If you don’t remember them, this is how the city baths looked from 1940 until they were demolished in 1969. This is how I remember them on the inside: a big 50 metre pool, a series of springboards and a serious high diving platform that redefined a young boys definition of fear and featured in many a rite of passage.
But from 1883 until that last renovation the city baths were in this glorious building. This design is described as a combination of Italianate and Jacobean styles. On the ground floor there was a large open pool for men and this smaller enclosed one for women, complete with changing cubicles. Upstairs were eighteen hot baths and what were described as retiring rooms. The Turkish and tepid baths were endorsed for health reasons by leading physicians because at the time very few homes had their own bathrooms.
The City Baths were modernised again in the early 1900’s. Here’s the main pool, complete with roof, during a swimming competition around 1920. Talk about getting the spectators close to the action!
The last renovation cost thirty-two thousand pounds, and coincided with a growing city population and a move away from swimming in the River Torrens; and as this movie footage from 1941 shows us, they were popular! And what about those plastic banana palms?
It’s a little-known fact that it was possible to heat this big outside pool, but it was rarely done because of the cost. The City Baths also have a connection with a couple of famous women. In 1904 the soon-to-be Hollywood movie star Annette Kellerman became the first female to swim in public in South Australia when she plunged into the main pool.

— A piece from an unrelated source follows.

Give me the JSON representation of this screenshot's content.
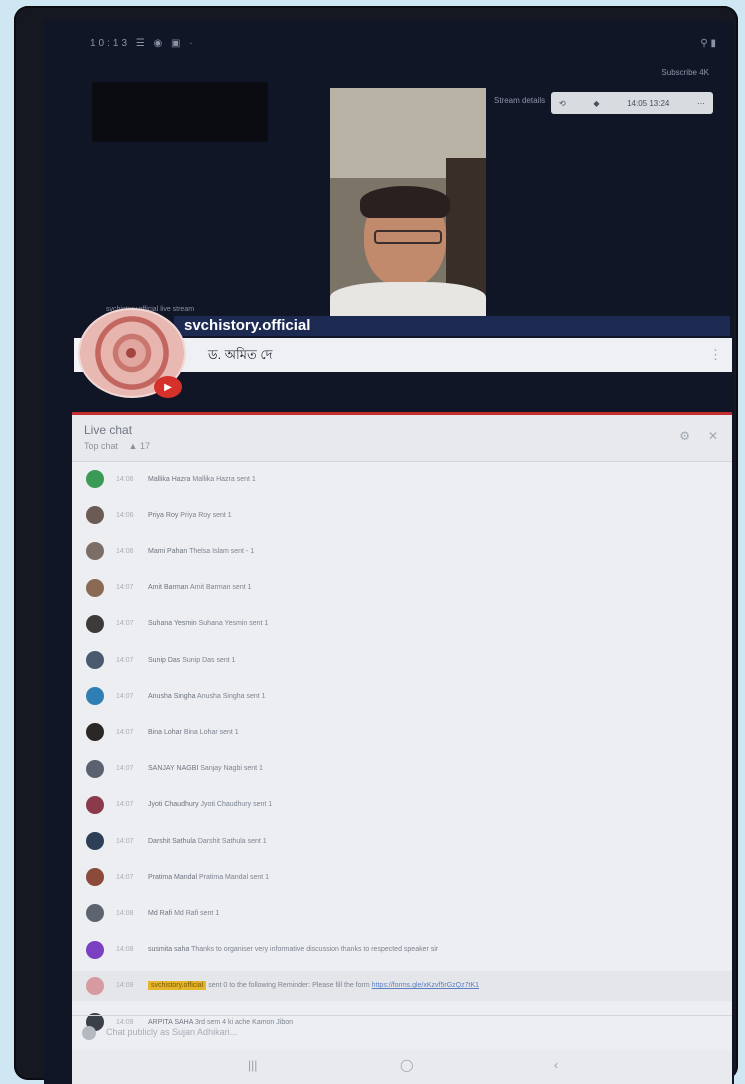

Legendary swimming coach harry Gallagher took over the baths in the mid-1950s and brought with him a precociously talented young swimmer, you might have heard of her, Dawn Fraser! Dawn trained the house down getting ready for the 1956 Olympic trials and in the process, in the state championships of that year, won every freestyle swimming title.
Here’s more amazing footage from the state library from around that time – with the press out in force to film and photograph the members of a water ballet troupe.
As pools appeared in the suburbs, numbers at the City Baths started to drop and by the mid 1960’s that, combined with South Australia’s cultural revolution, saw plans announced to demolish the baths to make way for a home for the arts. That happened in 1969 and many mourned, because, if you ask anyone who spent time any time at all at the City Baths they’ll tell you, there was something about them that’s been impossible to replace.